“Chinese authorities have announced that Ms Cheng is being arrested for illegally providing state secrets abroad,” Payne said, adding that “the Australian government has expressed serious concern about detaining Ms Cheng at senior levels, including about her well-being and circumstances of detention. ”
Cheng was a business anchor at CGTN, the international arm of China’s state broadcaster CCTV, which has since erased all references to her on its website and social media.
In her spare time, Cheng has been active in the Australian community in Beijing, participating in events at the Australian Chamber of Commerce and acting as an ‘alumni ambassador’ for the country’s embassy.
Her latest post on WeChat, the Chinese social networking app, showed her during the opening of a Shake Shack store in Beijing on August 12, the first restaurant opened by the American chain in China. Posing in a bright green dress, he writes the photos with the hashtag ‘make shakes not war.’
Asked about Cheng’s detention last year, Foreign Ministry spokesman Hua Chunying said: “China is a country under the rule of law, and we will act according to the law.”

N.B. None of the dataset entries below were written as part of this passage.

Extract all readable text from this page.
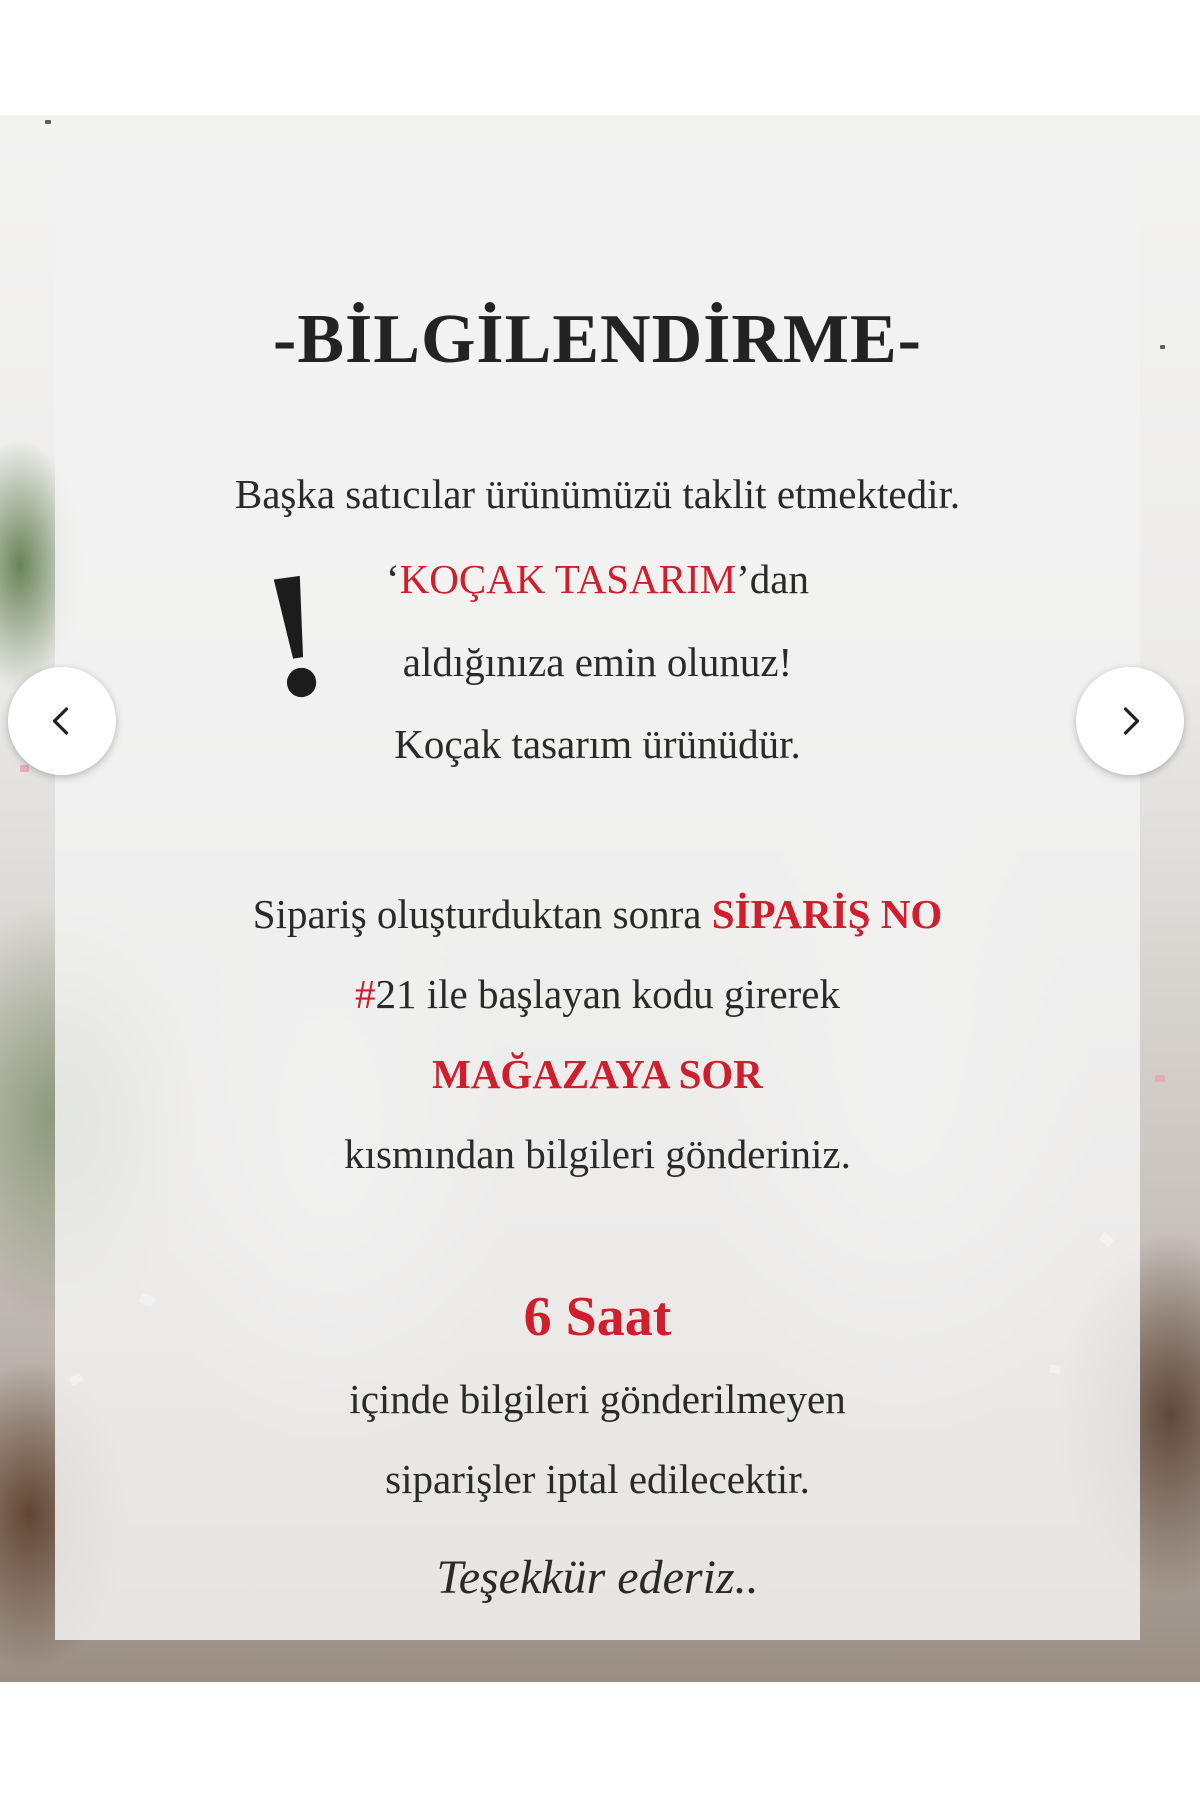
-BİLGİLENDİRME-
!
Başka satıcılar ürünümüzü taklit etmektedir.
‘KOÇAK TASARIM’dan
aldığınıza emin olunuz!
Koçak tasarım ürünüdür.
Sipariş oluşturduktan sonra SİPARİŞ NO
#21 ile başlayan kodu girerek
MAĞAZAYA SOR
kısmından bilgileri gönderiniz.
6 Saat
içinde bilgileri gönderilmeyen
siparişler iptal edilecektir.
Teşekkür ederiz..
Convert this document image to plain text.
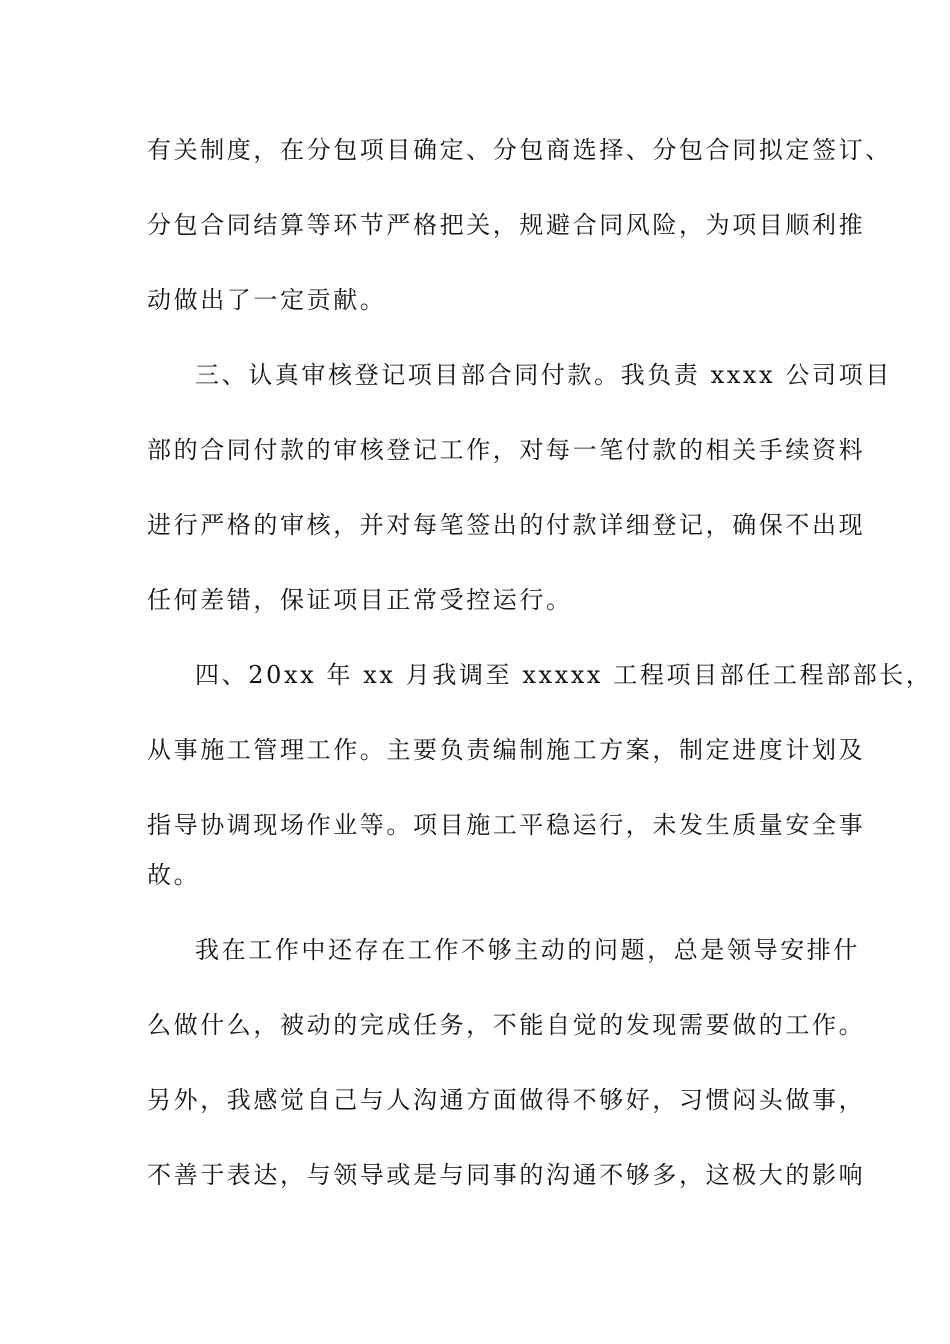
有关制度，在分包项目确定、分包商选择、分包合同拟定签订、
分包合同结算等环节严格把关，规避合同风险，为项目顺利推
动做出了一定贡献。
三、认真审核登记项目部合同付款。我负责 xxxx 公司项目
部的合同付款的审核登记工作，对每一笔付款的相关手续资料
进行严格的审核，并对每笔签出的付款详细登记，确保不出现
任何差错，保证项目正常受控运行。
四、20xx 年 xx 月我调至 xxxxx 工程项目部任工程部部长，
从事施工管理工作。主要负责编制施工方案，制定进度计划及
指导协调现场作业等。项目施工平稳运行，未发生质量安全事
故。
我在工作中还存在工作不够主动的问题，总是领导安排什
么做什么，被动的完成任务，不能自觉的发现需要做的工作。
另外，我感觉自己与人沟通方面做得不够好，习惯闷头做事，
不善于表达，与领导或是与同事的沟通不够多，这极大的影响
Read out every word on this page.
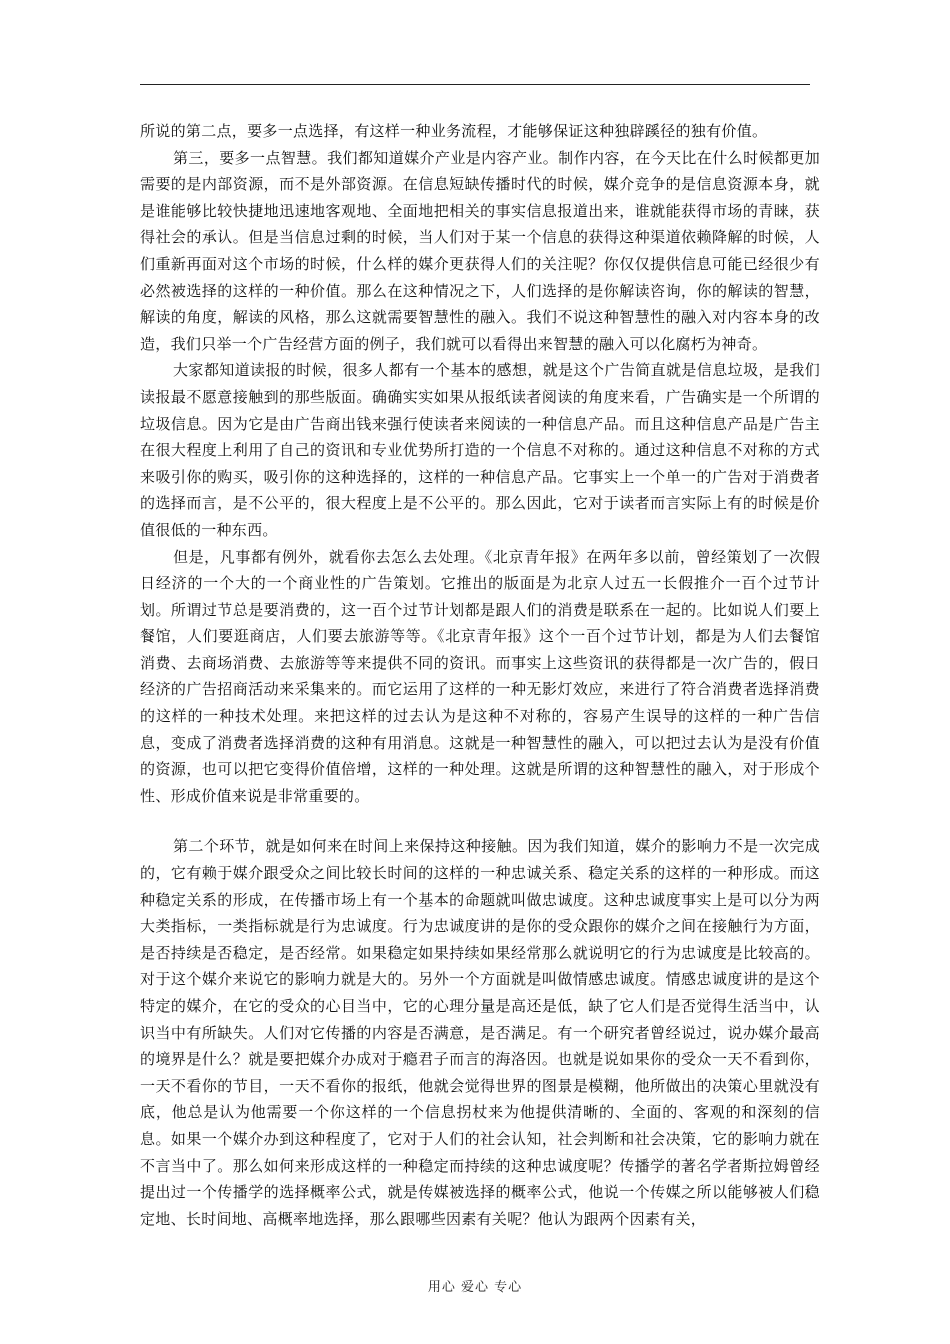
所说的第二点，要多一点选择，有这样一种业务流程，才能够保证这种独辟蹊径的独有价值。

第三，要多一点智慧。我们都知道媒介产业是内容产业。制作内容，在今天比在什么时候都更加需要的是内部资源，而不是外部资源。在信息短缺传播时代的时候，媒介竞争的是信息资源本身，就是谁能够比较快捷地迅速地客观地、全面地把相关的事实信息报道出来，谁就能获得市场的青睐，获得社会的承认。但是当信息过剩的时候，当人们对于某一个信息的获得这种渠道依赖降解的时候，人们重新再面对这个市场的时候，什么样的媒介更获得人们的关注呢？你仅仅提供信息可能已经很少有必然被选择的这样的一种价值。那么在这种情况之下，人们选择的是你解读咨询，你的解读的智慧，解读的角度，解读的风格，那么这就需要智慧性的融入。我们不说这种智慧性的融入对内容本身的改造，我们只举一个广告经营方面的例子，我们就可以看得出来智慧的融入可以化腐朽为神奇。

大家都知道读报的时候，很多人都有一个基本的感想，就是这个广告简直就是信息垃圾，是我们读报最不愿意接触到的那些版面。确确实实如果从报纸读者阅读的角度来看，广告确实是一个所谓的垃圾信息。因为它是由广告商出钱来强行使读者来阅读的一种信息产品。而且这种信息产品是广告主在很大程度上利用了自己的资讯和专业优势所打造的一个信息不对称的。通过这种信息不对称的方式来吸引你的购买，吸引你的这种选择的，这样的一种信息产品。它事实上一个单一的广告对于消费者的选择而言，是不公平的，很大程度上是不公平的。那么因此，它对于读者而言实际上有的时候是价值很低的一种东西。

但是，凡事都有例外，就看你去怎么去处理。《北京青年报》在两年多以前，曾经策划了一次假日经济的一个大的一个商业性的广告策划。它推出的版面是为北京人过五一长假推介一百个过节计划。所谓过节总是要消费的，这一百个过节计划都是跟人们的消费是联系在一起的。比如说人们要上餐馆，人们要逛商店，人们要去旅游等等。《北京青年报》这个一百个过节计划，都是为人们去餐馆消费、去商场消费、去旅游等等来提供不同的资讯。而事实上这些资讯的获得都是一次广告的，假日经济的广告招商活动来采集来的。而它运用了这样的一种无影灯效应，来进行了符合消费者选择消费的这样的一种技术处理。来把这样的过去认为是这种不对称的，容易产生误导的这样的一种广告信息，变成了消费者选择消费的这种有用消息。这就是一种智慧性的融入，可以把过去认为是没有价值的资源，也可以把它变得价值倍增，这样的一种处理。这就是所谓的这种智慧性的融入，对于形成个性、形成价值来说是非常重要的。

第二个环节，就是如何来在时间上来保持这种接触。因为我们知道，媒介的影响力不是一次完成的，它有赖于媒介跟受众之间比较长时间的这样的一种忠诚关系、稳定关系的这样的一种形成。而这种稳定关系的形成，在传播市场上有一个基本的命题就叫做忠诚度。这种忠诚度事实上是可以分为两大类指标，一类指标就是行为忠诚度。行为忠诚度讲的是你的受众跟你的媒介之间在接触行为方面，是否持续是否稳定，是否经常。如果稳定如果持续如果经常那么就说明它的行为忠诚度是比较高的。对于这个媒介来说它的影响力就是大的。另外一个方面就是叫做情感忠诚度。情感忠诚度讲的是这个特定的媒介，在它的受众的心目当中，它的心理分量是高还是低，缺了它人们是否觉得生活当中，认识当中有所缺失。人们对它传播的内容是否满意，是否满足。有一个研究者曾经说过，说办媒介最高的境界是什么？就是要把媒介办成对于瘾君子而言的海洛因。也就是说如果你的受众一天不看到你，一天不看你的节目，一天不看你的报纸，他就会觉得世界的图景是模糊，他所做出的决策心里就没有底，他总是认为他需要一个你这样的一个信息拐杖来为他提供清晰的、全面的、客观的和深刻的信息。如果一个媒介办到这种程度了，它对于人们的社会认知，社会判断和社会决策，它的影响力就在不言当中了。那么如何来形成这样的一种稳定而持续的这种忠诚度呢？传播学的著名学者斯拉姆曾经提出过一个传播学的选择概率公式，就是传媒被选择的概率公式，他说一个传媒之所以能够被人们稳定地、长时间地、高概率地选择，那么跟哪些因素有关呢？他认为跟两个因素有关，

用心 爱心 专心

Cheng’s original arrest comes amid rapidly deteriorating ties between Canberra and Beijing. After Australia asked for an investigation into the origins of the coronavirus pandemic, China focused on trade, beating tariffed products and blocking acquisitions by Australian companies.
Bill Birtles, Beijing correspondent for the Australian Broadcasting Corporation (ABC), and Mike Smith, Shanghai correspondent for the Australian Financial Review (AFR), were told they were ‘persons of interest in an investigation’ into Cheng. Both sought the protection of consular officials and were eventually able to fly out of China after a 5-day diplomatic strike.
“I do not think she would have done anything deliberately to harm national security,” Louisa Wen, Cheng’s niece and family spokeswoman, told ABC. “We do not know if she was just caught up in something she did not realize herself.”